Éric è quindi, per etnia, un ebreo-arabo, ma si definirà (tra numerosi approfondimenti e interventi riportati dal “Washington Post” nel 2004, e con un’intervista rilasciata al giornale francese nel 2010, “L’Express”) sempre un ebreo-berbero, termine che proviene dalle antiche comunità ebraiche che abitarono le catene montuose del Marocco e che, conoscendo Zemmour stesso, sta ad evidenziare una netta demarcazione fra il mondo giudaico-cristiano e quello arabo, da cui si discosta fermamente. Una distanza ideologica e culturale talmente marcata da diventare ben presto un cardine del suo pensiero politico.
Figlio del medico (ambulancier) Roger Zemmour, e della casalinga Lucette Lévy, Éric trascorre la sua infanzia e adolescenza nella vitale Rue Doudeauville, nel diciottesimo arrondissement della ville lumière, nel quartiere di Chateau Rouge, vivendo a Drancy e frequentando l’École Lucien-de-Hirsch, la più antica scuola ebraica francese, istituita nel 1901. Dalla sua adolescenza felice deriverà la profonda attenzione e sensibilità al problema delle periferie, con il polemista che mette spesso a confronto i luoghi della sua infanzia, popolati in passato da immigrati europei e italiani, con il presente difficoltoso e di crisi, con quelle stesse periferie divenute ricettacolo dell’islam radicale e pericoloso.

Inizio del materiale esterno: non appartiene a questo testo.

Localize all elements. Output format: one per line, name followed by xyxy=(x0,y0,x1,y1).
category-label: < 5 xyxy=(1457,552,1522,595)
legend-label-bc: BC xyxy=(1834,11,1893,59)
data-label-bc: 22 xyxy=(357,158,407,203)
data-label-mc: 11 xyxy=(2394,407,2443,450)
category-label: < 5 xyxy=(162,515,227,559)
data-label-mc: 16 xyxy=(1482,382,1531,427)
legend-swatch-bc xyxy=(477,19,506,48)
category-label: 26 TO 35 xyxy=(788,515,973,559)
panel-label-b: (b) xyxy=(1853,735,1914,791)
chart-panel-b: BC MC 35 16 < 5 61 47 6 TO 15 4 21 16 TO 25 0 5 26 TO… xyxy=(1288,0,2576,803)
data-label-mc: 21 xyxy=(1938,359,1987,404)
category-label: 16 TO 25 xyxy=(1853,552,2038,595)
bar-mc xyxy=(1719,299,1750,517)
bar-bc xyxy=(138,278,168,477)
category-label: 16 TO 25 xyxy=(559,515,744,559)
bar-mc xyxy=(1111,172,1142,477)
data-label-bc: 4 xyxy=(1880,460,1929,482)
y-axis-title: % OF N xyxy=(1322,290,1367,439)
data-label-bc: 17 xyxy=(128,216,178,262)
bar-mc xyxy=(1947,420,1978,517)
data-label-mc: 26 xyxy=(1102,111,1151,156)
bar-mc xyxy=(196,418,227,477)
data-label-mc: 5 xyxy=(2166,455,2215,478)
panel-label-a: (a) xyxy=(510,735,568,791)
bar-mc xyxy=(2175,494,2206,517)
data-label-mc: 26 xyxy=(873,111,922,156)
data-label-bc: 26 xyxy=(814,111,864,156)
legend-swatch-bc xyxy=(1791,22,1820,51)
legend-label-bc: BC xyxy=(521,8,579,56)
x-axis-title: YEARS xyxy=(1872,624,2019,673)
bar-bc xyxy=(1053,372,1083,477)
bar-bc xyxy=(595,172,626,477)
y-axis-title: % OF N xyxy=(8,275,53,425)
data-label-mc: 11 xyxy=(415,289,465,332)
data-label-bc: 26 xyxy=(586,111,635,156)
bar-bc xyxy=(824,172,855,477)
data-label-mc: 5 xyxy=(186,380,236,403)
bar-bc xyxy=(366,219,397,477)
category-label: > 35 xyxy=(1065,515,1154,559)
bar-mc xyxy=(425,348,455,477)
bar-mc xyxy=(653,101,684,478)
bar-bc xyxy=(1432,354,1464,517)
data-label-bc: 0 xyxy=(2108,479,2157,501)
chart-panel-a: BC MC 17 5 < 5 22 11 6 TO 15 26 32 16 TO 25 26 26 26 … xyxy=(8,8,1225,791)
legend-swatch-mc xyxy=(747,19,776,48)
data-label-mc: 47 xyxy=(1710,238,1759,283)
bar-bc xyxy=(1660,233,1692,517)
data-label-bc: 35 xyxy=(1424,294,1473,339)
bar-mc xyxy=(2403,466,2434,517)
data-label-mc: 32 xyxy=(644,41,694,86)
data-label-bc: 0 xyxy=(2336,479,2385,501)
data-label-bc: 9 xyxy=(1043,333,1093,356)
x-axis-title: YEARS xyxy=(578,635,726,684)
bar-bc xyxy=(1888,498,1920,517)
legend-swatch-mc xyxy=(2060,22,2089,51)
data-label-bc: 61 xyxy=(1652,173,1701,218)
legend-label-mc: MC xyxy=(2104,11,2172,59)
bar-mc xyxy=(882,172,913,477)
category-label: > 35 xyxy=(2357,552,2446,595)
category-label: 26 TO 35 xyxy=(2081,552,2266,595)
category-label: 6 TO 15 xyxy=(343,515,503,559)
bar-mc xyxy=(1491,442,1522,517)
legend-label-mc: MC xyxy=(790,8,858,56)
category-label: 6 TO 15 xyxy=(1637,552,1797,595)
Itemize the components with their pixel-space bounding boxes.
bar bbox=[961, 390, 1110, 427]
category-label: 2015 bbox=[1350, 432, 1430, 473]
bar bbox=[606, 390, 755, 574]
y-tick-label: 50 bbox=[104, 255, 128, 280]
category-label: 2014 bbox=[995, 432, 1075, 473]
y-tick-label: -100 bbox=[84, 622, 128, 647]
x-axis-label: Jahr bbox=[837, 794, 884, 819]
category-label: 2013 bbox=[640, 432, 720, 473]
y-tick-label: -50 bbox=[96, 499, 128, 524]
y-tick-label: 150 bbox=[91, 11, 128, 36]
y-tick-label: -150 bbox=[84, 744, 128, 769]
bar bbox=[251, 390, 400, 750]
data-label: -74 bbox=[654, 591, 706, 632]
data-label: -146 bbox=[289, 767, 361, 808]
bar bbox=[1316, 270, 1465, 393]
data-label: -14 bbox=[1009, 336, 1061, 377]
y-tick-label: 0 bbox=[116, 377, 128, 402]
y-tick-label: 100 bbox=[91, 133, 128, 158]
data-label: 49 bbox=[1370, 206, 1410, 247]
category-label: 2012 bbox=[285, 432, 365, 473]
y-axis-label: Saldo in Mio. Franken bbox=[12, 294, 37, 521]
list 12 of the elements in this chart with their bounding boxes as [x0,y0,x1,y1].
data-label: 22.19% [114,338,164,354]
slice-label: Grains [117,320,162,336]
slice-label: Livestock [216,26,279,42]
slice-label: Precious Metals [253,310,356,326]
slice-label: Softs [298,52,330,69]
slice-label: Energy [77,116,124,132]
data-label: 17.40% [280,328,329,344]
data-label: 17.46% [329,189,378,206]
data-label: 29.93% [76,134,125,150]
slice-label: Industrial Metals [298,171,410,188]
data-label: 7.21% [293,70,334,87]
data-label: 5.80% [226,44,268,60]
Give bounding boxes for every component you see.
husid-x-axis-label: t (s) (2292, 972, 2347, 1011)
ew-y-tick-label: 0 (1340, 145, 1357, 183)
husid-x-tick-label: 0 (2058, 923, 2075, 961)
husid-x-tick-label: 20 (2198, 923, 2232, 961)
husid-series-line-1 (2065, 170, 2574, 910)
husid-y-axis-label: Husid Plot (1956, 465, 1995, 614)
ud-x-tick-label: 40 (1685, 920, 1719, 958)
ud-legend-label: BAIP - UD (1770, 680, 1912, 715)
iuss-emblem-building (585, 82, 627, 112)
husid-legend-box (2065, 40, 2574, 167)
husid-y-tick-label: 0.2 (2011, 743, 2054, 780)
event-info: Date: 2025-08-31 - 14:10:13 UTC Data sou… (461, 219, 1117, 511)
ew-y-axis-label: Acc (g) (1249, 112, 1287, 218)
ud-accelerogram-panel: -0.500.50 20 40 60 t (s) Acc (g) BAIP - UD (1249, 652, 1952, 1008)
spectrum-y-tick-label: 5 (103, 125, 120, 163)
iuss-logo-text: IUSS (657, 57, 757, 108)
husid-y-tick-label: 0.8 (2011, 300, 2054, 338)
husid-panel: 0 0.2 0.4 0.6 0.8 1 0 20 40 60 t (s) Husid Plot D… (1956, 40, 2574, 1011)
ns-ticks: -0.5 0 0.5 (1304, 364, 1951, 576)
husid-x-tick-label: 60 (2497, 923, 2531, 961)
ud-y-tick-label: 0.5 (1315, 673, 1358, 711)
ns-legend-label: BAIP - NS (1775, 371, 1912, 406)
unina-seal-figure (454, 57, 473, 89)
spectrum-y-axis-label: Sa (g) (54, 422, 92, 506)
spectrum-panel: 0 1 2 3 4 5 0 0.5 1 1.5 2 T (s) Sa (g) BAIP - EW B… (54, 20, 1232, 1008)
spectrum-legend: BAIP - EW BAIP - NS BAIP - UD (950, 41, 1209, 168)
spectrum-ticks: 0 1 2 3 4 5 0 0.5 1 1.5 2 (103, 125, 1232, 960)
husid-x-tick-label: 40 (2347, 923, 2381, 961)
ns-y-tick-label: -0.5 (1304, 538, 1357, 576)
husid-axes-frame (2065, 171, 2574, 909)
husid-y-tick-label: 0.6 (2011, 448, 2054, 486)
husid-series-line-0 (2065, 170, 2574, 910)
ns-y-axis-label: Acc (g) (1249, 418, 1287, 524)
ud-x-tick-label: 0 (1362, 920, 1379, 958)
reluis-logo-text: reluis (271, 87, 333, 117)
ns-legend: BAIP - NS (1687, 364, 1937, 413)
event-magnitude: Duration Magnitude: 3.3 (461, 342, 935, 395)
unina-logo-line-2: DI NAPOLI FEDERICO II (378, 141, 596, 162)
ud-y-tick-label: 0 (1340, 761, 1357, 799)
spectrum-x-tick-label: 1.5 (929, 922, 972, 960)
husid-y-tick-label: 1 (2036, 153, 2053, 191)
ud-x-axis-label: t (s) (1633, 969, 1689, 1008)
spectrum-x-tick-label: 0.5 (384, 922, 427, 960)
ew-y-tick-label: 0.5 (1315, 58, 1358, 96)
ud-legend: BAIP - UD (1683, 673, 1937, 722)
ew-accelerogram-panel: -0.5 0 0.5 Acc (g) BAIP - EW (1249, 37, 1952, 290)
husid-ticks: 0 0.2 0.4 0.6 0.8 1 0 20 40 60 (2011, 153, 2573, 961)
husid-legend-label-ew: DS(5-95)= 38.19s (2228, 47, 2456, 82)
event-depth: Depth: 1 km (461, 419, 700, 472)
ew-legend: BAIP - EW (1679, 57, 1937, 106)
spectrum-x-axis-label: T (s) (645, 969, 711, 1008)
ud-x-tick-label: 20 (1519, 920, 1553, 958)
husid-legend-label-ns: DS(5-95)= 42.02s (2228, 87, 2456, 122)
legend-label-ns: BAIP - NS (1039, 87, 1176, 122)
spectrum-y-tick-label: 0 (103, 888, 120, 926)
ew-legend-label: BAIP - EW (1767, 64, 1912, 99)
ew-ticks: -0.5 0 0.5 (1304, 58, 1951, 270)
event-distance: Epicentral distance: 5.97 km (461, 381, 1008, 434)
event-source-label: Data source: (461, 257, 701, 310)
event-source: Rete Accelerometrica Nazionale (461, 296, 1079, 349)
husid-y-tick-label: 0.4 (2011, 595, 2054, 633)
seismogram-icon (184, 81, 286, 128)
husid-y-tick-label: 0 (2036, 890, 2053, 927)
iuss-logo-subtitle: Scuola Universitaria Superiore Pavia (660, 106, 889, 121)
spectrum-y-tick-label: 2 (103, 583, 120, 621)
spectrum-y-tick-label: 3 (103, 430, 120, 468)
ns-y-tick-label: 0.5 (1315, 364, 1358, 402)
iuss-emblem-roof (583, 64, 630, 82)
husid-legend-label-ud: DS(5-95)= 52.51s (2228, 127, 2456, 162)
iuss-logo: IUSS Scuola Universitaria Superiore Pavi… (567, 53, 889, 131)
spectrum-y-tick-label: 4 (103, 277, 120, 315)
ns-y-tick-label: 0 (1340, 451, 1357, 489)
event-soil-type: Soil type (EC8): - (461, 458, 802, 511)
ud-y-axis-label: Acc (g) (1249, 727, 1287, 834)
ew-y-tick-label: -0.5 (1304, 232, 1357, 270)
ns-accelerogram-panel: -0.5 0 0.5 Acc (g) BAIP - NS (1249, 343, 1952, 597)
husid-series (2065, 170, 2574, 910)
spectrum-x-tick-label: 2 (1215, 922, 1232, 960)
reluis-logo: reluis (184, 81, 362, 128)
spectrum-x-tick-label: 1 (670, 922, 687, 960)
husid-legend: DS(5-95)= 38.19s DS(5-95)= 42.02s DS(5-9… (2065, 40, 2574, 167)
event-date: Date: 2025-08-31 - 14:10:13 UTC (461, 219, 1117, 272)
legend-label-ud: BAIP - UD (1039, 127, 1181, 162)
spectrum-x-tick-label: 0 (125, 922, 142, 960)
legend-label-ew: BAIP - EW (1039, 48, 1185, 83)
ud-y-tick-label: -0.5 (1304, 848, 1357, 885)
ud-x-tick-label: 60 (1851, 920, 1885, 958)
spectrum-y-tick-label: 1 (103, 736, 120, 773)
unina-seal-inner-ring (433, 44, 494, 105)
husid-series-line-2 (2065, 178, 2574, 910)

La vita e la crescita di Éric procede serena. Gli spettri della guerra sono alle spalle e la sua famiglia vede nel trasferimento in Francia una seconda occasione e una grande opportunità per ripartire.
A casa Zemmour gli affetti sono un vero e proprio binomio antitetico. Il padre è spesso assente a causa del suo lavoro, mentre la madre casalinga e sua nonna dedicano al giovane attenzioni e supporto, soprattutto nell’integrazione con la nuova cultura e nello studio, in cui Éric si dimostra fin da subito portato e motivato.
Enormemente legato agli affetti materni, complice la lontananza, la freddezza e l’austerità del padre, racconterà spesso, in interviste e riflessioni (su tutte, quella rilasciata a “Vanity Fair” il 1° gennaio 2020) quanto le figure femminili di madre e nonna fossero state decisive per un’infanzia felice e senza privazioni. Zemmour ha anche un fratello minore, di nome Jean-Luc. Nato tre anni dopo Éric, anche Jean-Luc ha sofferto la lontananza della figura di riferimento paterna, affidandosi al fratello maggiore durante gli anni dell’infanzia e soffrendo spesso per episodi di bullismo. A raccontarci questo rapporto fraterno è stato il giornalista de “L’Express” Etienne Girard nel suo esordio letterario Le radicalisé: Enquête sur Éric Zemmour, un saggio che prova a raccontare gli aspetti più intimi della discesa in campo di Éric. L’autore mette in evidenza come i due fossero molto legati da piccoli, recandosi spesso in sinagoga insieme, salvo poi discostarsi con la crescita e spesso a causa di diverbi ideologici. Su tutti, secondo Girard, la concezione e l’importanza attribuita allo stato di Israele, da Éric spesso poco considerato, mentre per Jean-Luc una seconda casa agli inizi degli anni duemila. Mentre Éric sceglierà la strada della cultura e del giornalismo, Jean-Luc farà numerosi lavori dedicandosi saltuariamente a diverse occupazioni, dalla vendita di assicurazioni fino a diventare gestore di una libreria. Alla cerimonia identitaria del 5 dicembre a Villepinte dei patrioti zemmouriani, tuttavia, di Jean-Luc neanche l’ombra. Éric lo ripeterà spesso crescendo: «Ma mère m’idolâtrait, beaucoup plus que mon frère».
Dopo essersi diplomato nel 1979 alla Sciences Po a Parigi, tenterà per ben due volte l’accesso alla rinomata École Nationale de Administration, ENA, voluta da De Gaulle per formare la nuova classe dirigente francese.